O Ministro Carlos Velloso, como Relator, proferiu o seu voto no sentido que o Código de Defesa de Consumidor não conflita com as normas que regulam o Sistema Financeiro e deve ser aplicado às atividades bancárias. Ele lembrou que a Constituição de 1988, seguindo tendências internacionais, privilegiou o princípio da defesa do consumidor em vários artigos. Para o Ministro Relator, apenas a taxa de juros das operações bancárias ou a sua fixação em 12% ao ano está excluída dessa situação, pois isso é matéria exclusiva do Sistema Financeiro e deve ser regulada por Lei Complementar, conforme decidido anteriormente pelo Supremo no julgamento da Ação Declaratória de Constitucionalidade (ADI 4).

Devemos, entretanto, analisar a posição do Ministro Carlos Velloso no julgamento da Ação Direta de Inconstitucionalidade 4 a respeito do juros reais contido no § 3º do artigo 192 da Constituição onde : “ as taxas de juros reais, nelas incluídas comissões e quaisquer outras remunerações direta ou indiretamente referidas à concessão de crédito, não poderão ser superiores a doze pôr cento ao ano. Porque ela é uma norma proibitória ou vedatória, ela é de eficácia plena e aplicabilidade imediata, ou é ela uma norma auto-aplicável. E porque confere ela, também, um direito aos que operam no mercado financeiro, também pôr isso a citada norma é de eficácia plena. Não me refiro, evidentemente, à segunda parte do § 3º do artigo 192, que sujeita a cobrança acima do limite a sanções penais, porque esse dispositivo não precisa ser trazido ao debate.As normas constitucionais são, de regra, auto-aplicáveis vale dizer, são de eficácia plena e aplicabilidade imediata”.

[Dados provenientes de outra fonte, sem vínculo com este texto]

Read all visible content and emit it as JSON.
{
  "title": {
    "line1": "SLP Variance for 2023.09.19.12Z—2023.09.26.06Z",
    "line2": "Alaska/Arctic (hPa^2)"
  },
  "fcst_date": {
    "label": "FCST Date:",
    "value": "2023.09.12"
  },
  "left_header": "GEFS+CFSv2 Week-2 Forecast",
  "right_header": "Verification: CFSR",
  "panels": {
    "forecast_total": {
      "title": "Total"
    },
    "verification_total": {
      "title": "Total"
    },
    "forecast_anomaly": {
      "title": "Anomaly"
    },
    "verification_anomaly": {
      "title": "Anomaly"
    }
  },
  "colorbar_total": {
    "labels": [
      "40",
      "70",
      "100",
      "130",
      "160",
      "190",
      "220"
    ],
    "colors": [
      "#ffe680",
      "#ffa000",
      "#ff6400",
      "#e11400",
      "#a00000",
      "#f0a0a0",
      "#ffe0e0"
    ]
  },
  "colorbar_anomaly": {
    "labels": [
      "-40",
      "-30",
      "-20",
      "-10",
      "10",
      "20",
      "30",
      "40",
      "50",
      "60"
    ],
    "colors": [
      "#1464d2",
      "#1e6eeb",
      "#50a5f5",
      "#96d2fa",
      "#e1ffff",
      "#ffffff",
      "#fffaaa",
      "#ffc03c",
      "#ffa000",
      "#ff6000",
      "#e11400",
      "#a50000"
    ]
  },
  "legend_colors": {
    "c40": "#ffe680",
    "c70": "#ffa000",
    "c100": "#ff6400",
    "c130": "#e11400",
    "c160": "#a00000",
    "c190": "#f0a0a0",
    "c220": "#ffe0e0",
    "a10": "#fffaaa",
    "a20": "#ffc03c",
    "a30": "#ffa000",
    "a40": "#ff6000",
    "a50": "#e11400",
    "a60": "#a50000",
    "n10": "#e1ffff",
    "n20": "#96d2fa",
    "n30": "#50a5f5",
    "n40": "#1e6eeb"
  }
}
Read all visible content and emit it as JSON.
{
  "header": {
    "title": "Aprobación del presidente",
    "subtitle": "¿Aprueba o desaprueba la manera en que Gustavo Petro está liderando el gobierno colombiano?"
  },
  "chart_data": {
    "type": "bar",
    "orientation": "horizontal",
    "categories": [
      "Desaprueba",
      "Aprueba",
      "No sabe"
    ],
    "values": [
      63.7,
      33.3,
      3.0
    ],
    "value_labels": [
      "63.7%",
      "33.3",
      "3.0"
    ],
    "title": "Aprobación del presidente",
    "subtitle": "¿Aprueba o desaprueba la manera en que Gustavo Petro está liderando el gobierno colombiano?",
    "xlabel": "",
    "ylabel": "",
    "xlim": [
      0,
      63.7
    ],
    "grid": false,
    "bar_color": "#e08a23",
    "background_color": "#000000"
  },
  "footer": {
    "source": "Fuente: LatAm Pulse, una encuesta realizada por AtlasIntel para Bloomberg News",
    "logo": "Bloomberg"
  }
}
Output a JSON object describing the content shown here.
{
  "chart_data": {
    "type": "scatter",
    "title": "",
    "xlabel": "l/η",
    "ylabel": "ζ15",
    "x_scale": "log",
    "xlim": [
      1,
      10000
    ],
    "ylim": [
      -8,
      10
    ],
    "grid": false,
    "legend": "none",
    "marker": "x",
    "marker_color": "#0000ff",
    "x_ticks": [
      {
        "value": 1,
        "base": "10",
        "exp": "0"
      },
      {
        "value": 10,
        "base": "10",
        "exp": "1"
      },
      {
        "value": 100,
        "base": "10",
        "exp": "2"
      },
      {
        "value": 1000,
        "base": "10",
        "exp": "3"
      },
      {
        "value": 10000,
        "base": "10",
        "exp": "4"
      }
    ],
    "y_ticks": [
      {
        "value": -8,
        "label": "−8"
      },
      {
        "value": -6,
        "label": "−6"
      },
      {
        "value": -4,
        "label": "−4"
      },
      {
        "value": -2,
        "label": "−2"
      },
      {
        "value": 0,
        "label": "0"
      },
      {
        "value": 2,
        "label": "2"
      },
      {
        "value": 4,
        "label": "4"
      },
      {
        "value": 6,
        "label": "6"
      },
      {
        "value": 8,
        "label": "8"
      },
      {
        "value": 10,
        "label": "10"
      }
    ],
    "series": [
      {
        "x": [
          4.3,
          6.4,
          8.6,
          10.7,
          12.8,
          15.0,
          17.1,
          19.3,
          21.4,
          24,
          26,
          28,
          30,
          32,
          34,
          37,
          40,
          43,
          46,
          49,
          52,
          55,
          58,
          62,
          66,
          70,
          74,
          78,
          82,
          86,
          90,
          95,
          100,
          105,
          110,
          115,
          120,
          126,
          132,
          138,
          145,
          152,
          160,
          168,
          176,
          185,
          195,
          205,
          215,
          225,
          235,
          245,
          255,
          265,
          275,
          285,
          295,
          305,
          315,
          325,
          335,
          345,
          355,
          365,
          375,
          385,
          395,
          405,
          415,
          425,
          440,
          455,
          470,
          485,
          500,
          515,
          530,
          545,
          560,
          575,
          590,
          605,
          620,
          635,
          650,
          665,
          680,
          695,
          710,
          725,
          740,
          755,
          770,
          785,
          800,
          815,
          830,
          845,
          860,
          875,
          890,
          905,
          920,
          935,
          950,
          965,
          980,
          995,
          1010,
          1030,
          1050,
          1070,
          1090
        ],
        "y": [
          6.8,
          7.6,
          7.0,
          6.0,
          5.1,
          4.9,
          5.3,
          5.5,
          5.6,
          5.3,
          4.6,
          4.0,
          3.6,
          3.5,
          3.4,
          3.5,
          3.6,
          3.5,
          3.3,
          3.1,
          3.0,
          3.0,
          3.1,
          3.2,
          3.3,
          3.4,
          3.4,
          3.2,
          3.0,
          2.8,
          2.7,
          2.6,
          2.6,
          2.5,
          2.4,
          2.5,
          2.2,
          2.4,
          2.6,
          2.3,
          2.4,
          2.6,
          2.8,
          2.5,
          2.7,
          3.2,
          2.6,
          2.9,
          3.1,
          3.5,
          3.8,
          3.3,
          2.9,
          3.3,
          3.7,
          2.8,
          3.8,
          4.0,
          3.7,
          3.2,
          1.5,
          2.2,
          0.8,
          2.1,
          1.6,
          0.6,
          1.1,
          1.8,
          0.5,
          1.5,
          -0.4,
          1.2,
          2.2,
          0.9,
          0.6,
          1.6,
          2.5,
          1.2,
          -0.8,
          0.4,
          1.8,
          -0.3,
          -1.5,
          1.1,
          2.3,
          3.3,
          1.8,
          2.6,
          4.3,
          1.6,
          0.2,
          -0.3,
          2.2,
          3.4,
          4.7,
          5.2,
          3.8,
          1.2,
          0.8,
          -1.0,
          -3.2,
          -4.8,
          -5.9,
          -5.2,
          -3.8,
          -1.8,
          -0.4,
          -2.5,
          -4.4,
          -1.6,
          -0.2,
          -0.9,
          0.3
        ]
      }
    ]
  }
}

A questão dos juros foi reportada em primeiro lugar no parecer encaminhado pelo Presidente da República ao Supremo Tribunal Federal sob a égide do Parecer do Ministro de Estado da Justiça Aloysio Nunes Ferreira e do Procurador Geral do Banco Central do Brasil Carlos Eduardo da Silva Monteiro onde devemos apreciar as conclusões:

“Com fundamento em todo o exposto, concluímos que é necessário conferir à expressão, inclusive às atividades de natureza bancária, financeira, de crédito e securitária”, constante do art. 3, § 2 , da Lei 8078, de 1990, uma interpretação conforme a Constituição. Preservar-se-á a competência atribuída pela Constituição da República á lei complementar prevista em seu artigo 192, ao mesmo tempo em que se sustenta a constitucionalidade do disposto no Código de Defesa do Consumidor. Logo, requer seja julgada improcedente a presente Ação Direta de Inconstitucionalidade, conferindo-se à expressão “inclusive às atividades de natureza bancária, financeira, de crédito e securitária”, constante do art. 3, § 2 , da Lei 8078, de 1990, uma interpretação conforme a Constituição, com emprego do instrumento previsto no parágrafo único do art. 28 da Lei 9868, 1999, excluindo da aplicação do Código de Defesa do Consumidor o custo das operações ativas e a remuneração das operações passivas praticadas por instituições financeiras no desempenho da intermediação de dinheiro na economia, de modo a preservar a competência constitucional da lei complementar do Sistema Financeiro Nacional”.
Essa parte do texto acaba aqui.